Jaeger looked around the lobby, and then at the clock behind the desk clerk’s counter.
“I’m sorry I am late myself,” he said. “I had business at the last minute. Maybe she will show up soon. In the meantime, we could ask if she has sent a message.”
They walked to the desk, and in response to Vicky’s question the clerk promptly produced an envelope. Before she read the short note inside she glanced at the bottom to confirm that it really was from Freda Oliveiros.
“I don’t understand this,” she said. “Why ever wouldn’t she have phoned me? When did this note come?”
“Half an hour ago, senhorita,” said the man behind the counter.
“Would she like us to pick her up?” Jaeger asked helpfully.

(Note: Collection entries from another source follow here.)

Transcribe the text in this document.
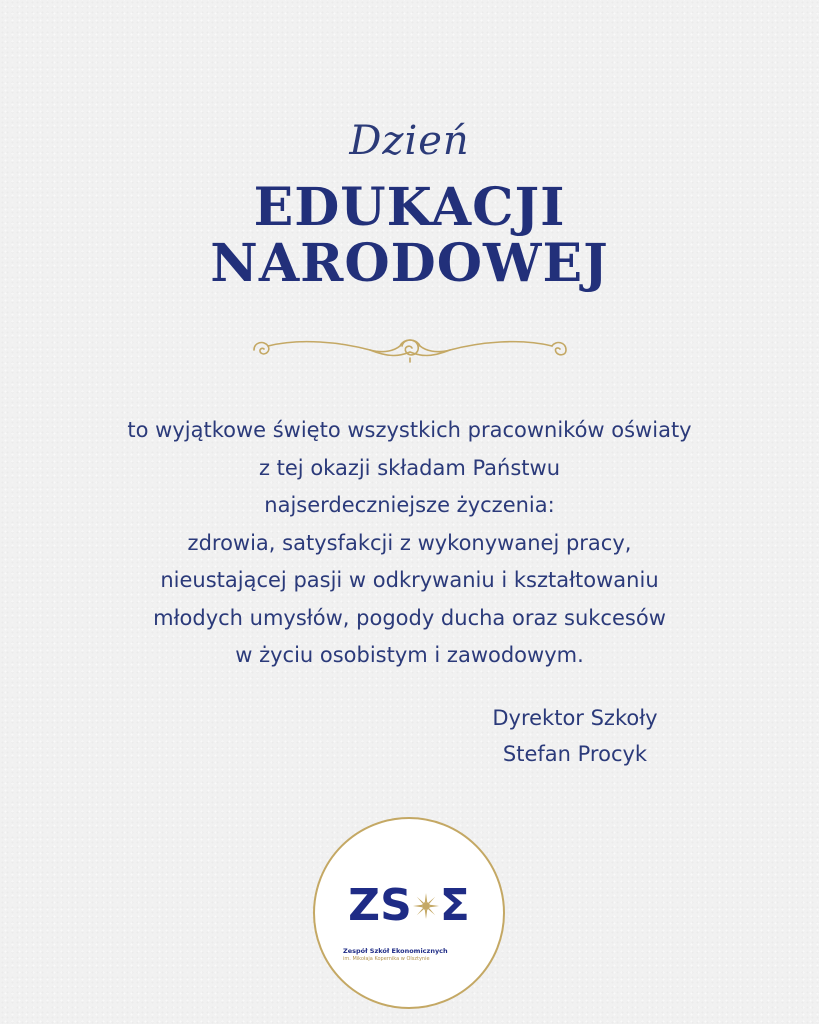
Dzień
EDUKACJI
NARODOWEJ
to wyjątkowe święto wszystkich pracowników oświaty
z tej okazji składam Państwu
najserdeczniejsze życzenia:
zdrowia, satysfakcji z wykonywanej pracy,
nieustającej pasji w odkrywaniu i kształtowaniu
młodych umysłów, pogody ducha oraz sukcesów
w życiu osobistym i zawodowym.
Dyrektor Szkoły
Stefan Procyk
ZS Σ
Zespół Szkół Ekonomicznych
im. Mikołaja Kopernika w Olsztynie
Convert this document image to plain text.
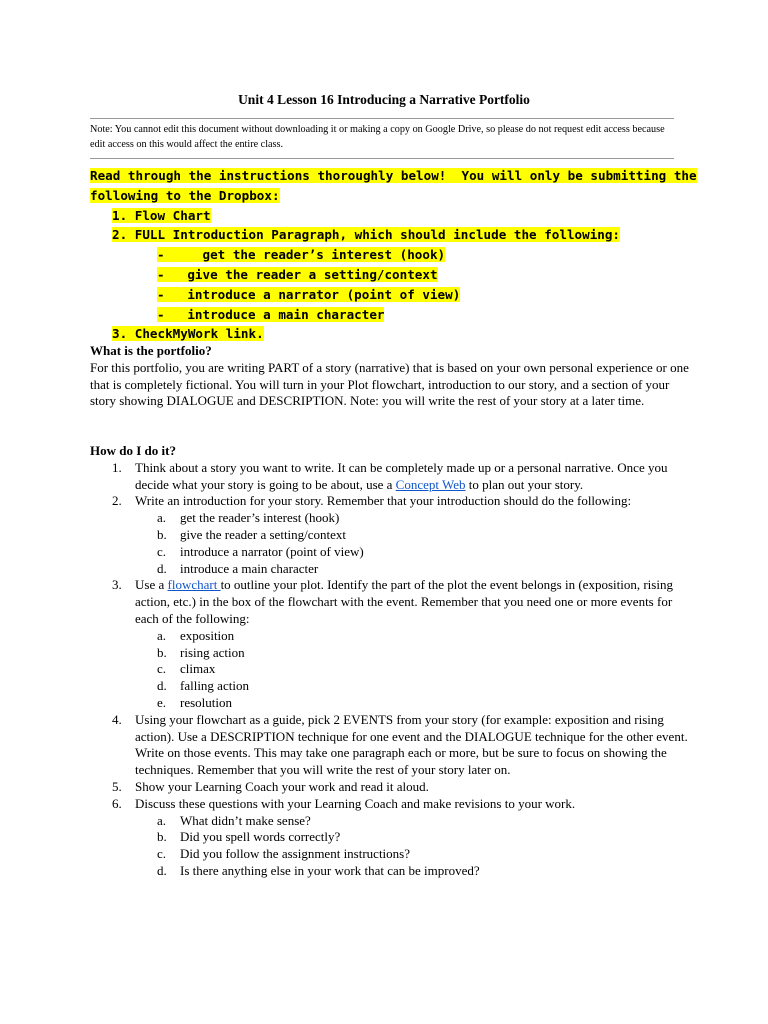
Unit 4 Lesson 16 Introducing a Narrative Portfolio
Note: You cannot edit this document without downloading it or making a copy on Google Drive, so please do not request edit access because edit access on this would affect the entire class.
Read through the instructions thoroughly below!  You will only be submitting the
following to the Dropbox:
1. Flow Chart
2. FULL Introduction Paragraph, which should include the following:
-     get the reader’s interest (hook)
- give the reader a setting/context
- introduce a narrator (point of view)
- introduce a main character
3. CheckMyWork link.
What is the portfolio?

For this portfolio, you are writing PART of a story (narrative) that is based on your own personal experience or one that is completely fictional. You will turn in your Plot flowchart, introduction to our story, and a section of your story showing DIALOGUE and DESCRIPTION. Note: you will write the rest of your story at a later time.

How do I do it?
1. Think about a story you want to write. It can be completely made up or a personal narrative. Once you decide what your story is going to be about, use a Concept Web to plan out your story.
2. Write an introduction for your story. Remember that your introduction should do the following:
a. get the reader’s interest (hook)
b. give the reader a setting/context
c. introduce a narrator (point of view)
d. introduce a main character
3. Use a flowchart to outline your plot. Identify the part of the plot the event belongs in (exposition, rising action, etc.) in the box of the flowchart with the event. Remember that you need one or more events for each of the following:
a. exposition
b. rising action
c. climax
d. falling action
e. resolution
4. Using your flowchart as a guide, pick 2 EVENTS from your story (for example: exposition and rising action). Use a DESCRIPTION technique for one event and the DIALOGUE technique for the other event. Write on those events. This may take one paragraph each or more, but be sure to focus on showing the techniques. Remember that you will write the rest of your story later on.
5. Show your Learning Coach your work and read it aloud.
6. Discuss these questions with your Learning Coach and make revisions to your work.
a. What didn’t make sense?
b. Did you spell words correctly?
c. Did you follow the assignment instructions?
d. Is there anything else in your work that can be improved?
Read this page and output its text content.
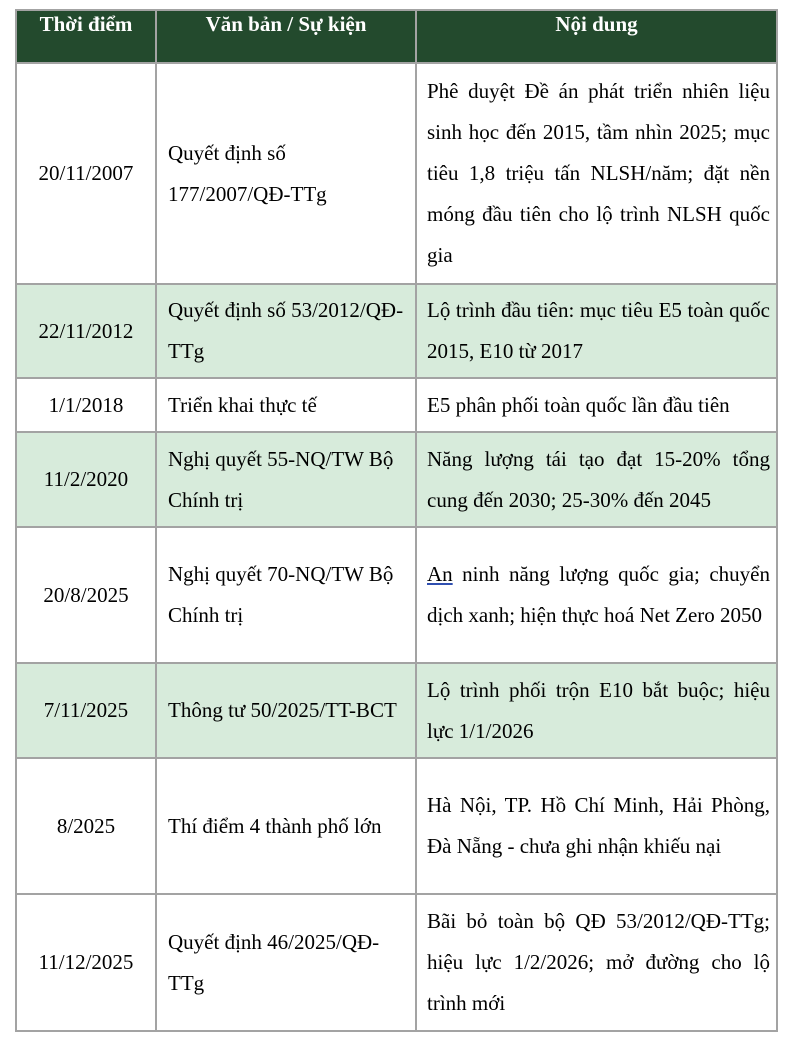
Thời điểm	Văn bản / Sự kiện	Nội dung
20/11/2007	Quyết định số 177/2007/QĐ-TTg	Phê duyệt Đề án phát triển nhiên liệu sinh học đến 2015, tầm nhìn 2025; mục tiêu 1,8 triệu tấn NLSH/năm; đặt nền móng đầu tiên cho lộ trình NLSH quốc gia
22/11/2012	Quyết định số 53/2012/QĐ-TTg	Lộ trình đầu tiên: mục tiêu E5 toàn quốc 2015, E10 từ 2017
1/1/2018	Triển khai thực tế	E5 phân phối toàn quốc lần đầu tiên
11/2/2020	Nghị quyết 55-NQ/TW Bộ Chính trị	Năng lượng tái tạo đạt 15-20% tổng cung đến 2030; 25-30% đến 2045
20/8/2025	Nghị quyết 70-NQ/TW Bộ Chính trị	An ninh năng lượng quốc gia; chuyển dịch xanh; hiện thực hoá Net Zero 2050
7/11/2025	Thông tư 50/2025/TT-BCT	Lộ trình phối trộn E10 bắt buộc; hiệu lực 1/1/2026
8/2025	Thí điểm 4 thành phố lớn	Hà Nội, TP. Hồ Chí Minh, Hải Phòng, Đà Nẵng - chưa ghi nhận khiếu nại
11/12/2025	Quyết định 46/2025/QĐ-TTg	Bãi bỏ toàn bộ QĐ 53/2012/QĐ-TTg; hiệu lực 1/2/2026; mở đường cho lộ trình mới
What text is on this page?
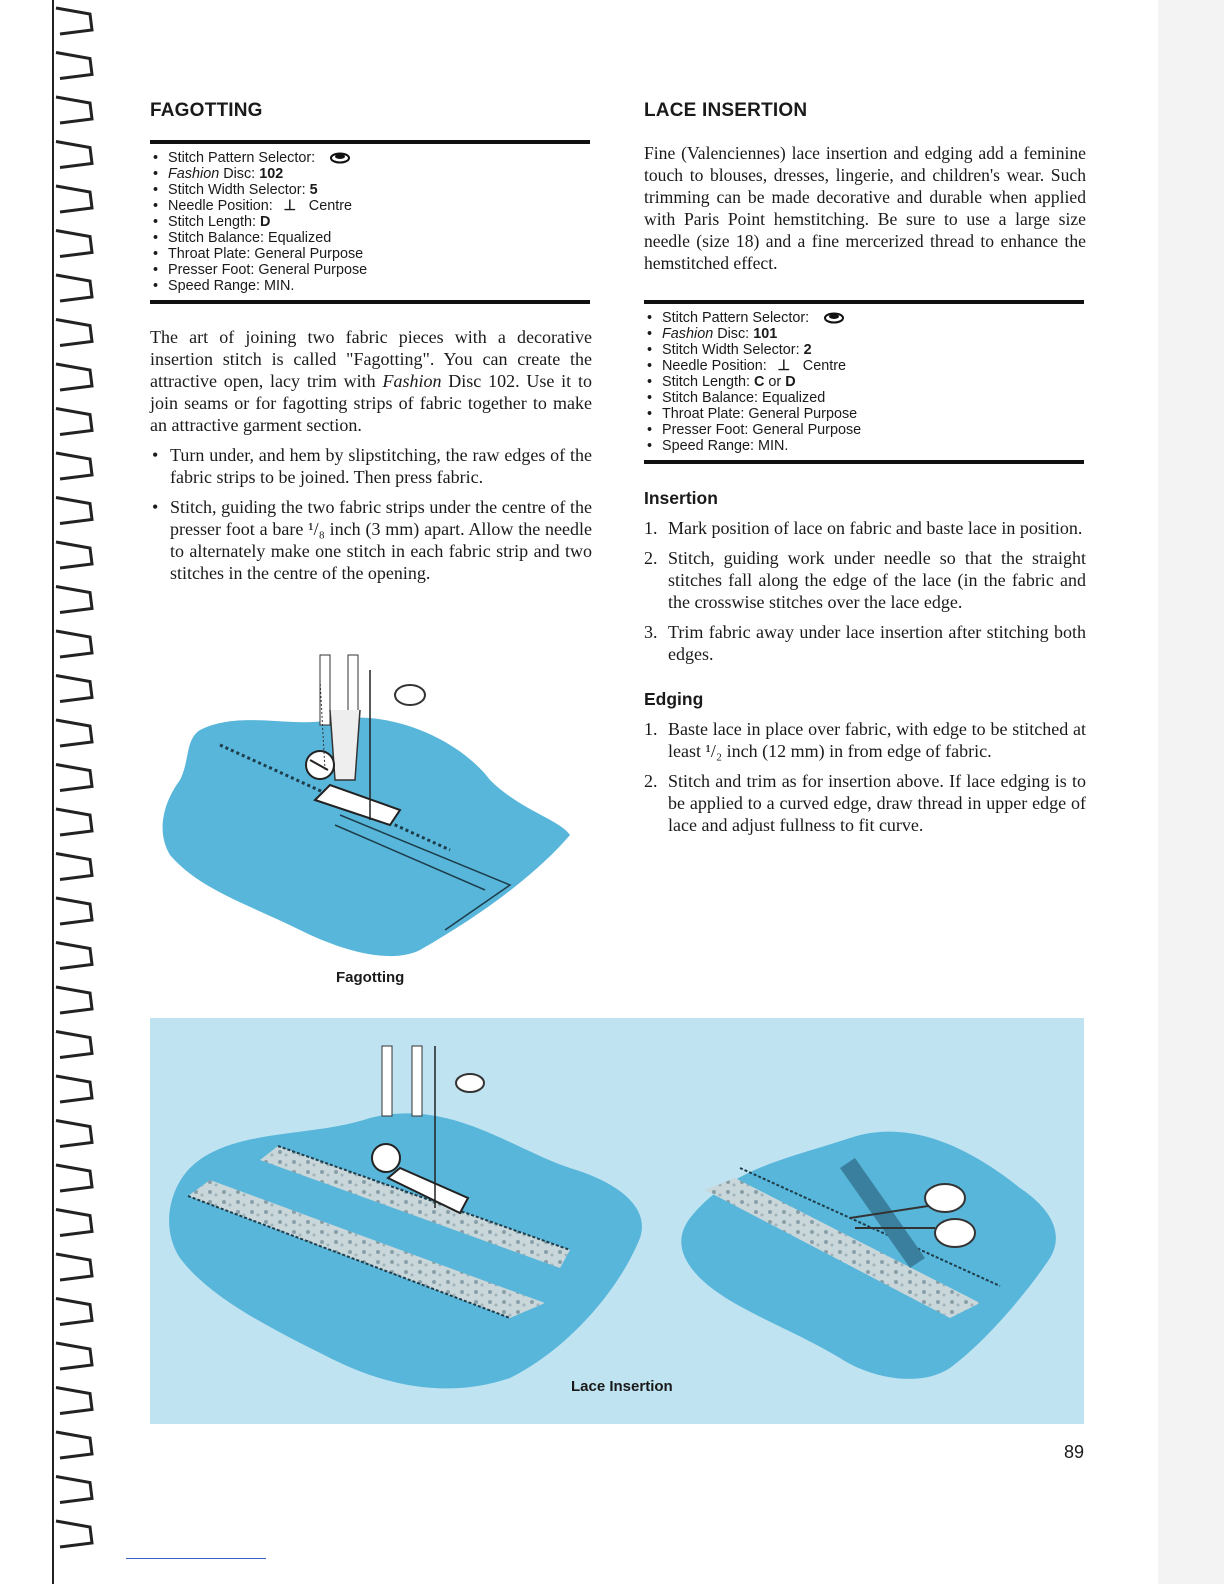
FAGOTTING
• Stitch Pattern Selector:
• Fashion Disc: 102
• Stitch Width Selector: 5
• Needle Position: ⊥ Centre
• Stitch Length: D
• Stitch Balance: Equalized
• Throat Plate: General Purpose
• Presser Foot: General Purpose
• Speed Range: MIN.

The art of joining two fabric pieces with a decorative insertion stitch is called "Fagotting". You can create the attractive open, lacy trim with Fashion Disc 102. Use it to join seams or for fagotting strips of fabric together to make an attractive garment section.

• Turn under, and hem by slipstitching, the raw edges of the fabric strips to be joined. Then press fabric.
• Stitch, guiding the two fabric strips under the centre of the presser foot a bare ¹/₈ inch (3 mm) apart. Allow the needle to alternately make one stitch in each fabric strip and two stitches in the centre of the opening.
Fagotting
LACE INSERTION

Fine (Valenciennes) lace insertion and edging add a feminine touch to blouses, dresses, lingerie, and children's wear. Such trimming can be made decorative and durable when applied with Paris Point hemstitching. Be sure to use a large size needle (size 18) and a fine mercerized thread to enhance the hemstitched effect.

• Stitch Pattern Selector:
• Fashion Disc: 101
• Stitch Width Selector: 2
• Needle Position: ⊥ Centre
• Stitch Length: C or D
• Stitch Balance: Equalized
• Throat Plate: General Purpose
• Presser Foot: General Purpose
• Speed Range: MIN.
Insertion
1. Mark position of lace on fabric and baste lace in position.
2. Stitch, guiding work under needle so that the straight stitches fall along the edge of the lace (in the fabric and the crosswise stitches over the lace edge.
3. Trim fabric away under lace insertion after stitching both edges.
Edging
1. Baste lace in place over fabric, with edge to be stitched at least ¹/₂ inch (12 mm) in from edge of fabric.
2. Stitch and trim as for insertion above. If lace edging is to be applied to a curved edge, draw thread in upper edge of lace and adjust fullness to fit curve.
Lace Insertion
89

“No. She says she’s been called to replace another stewardess on a flight leaving at once. That was late this afternoon, I guess.” Vicky looked up from the paper, her eyes puzzled. “So of course she won’t be joining us.”
Jaeger shrugged and gestured towards the main exit.
“Well, I am sorry for her, but for myself, this is one case in which a loss is no real loss.”
He held the door for her and they walked out on to the tranquil darkening street.
“I just hope you will feel safe with me even though your friend cannot be with us,” he said sympathetically.
Vicky was already beginning to cast off any worry she felt about Freda’s not showing up.
“Oh, I’m not thinking of that, Mr Jaeger. But I had to disappoint Freda about something earlier today, and I hope she isn’t just making an excuse because she’s mad at me.”
“I’m sure she isn’t,” Jaeger said with mature assurance. “Now let us eat, drink, and be merry because…because that’s what one ought to do in Lisbon!”
On that cheerful note he took her away by taxi to one of the golden dining rooms of the Restaurant Avis, and waited until she was semi-steeped in champagne before gently continuing his research into the more secret aspects of her private life.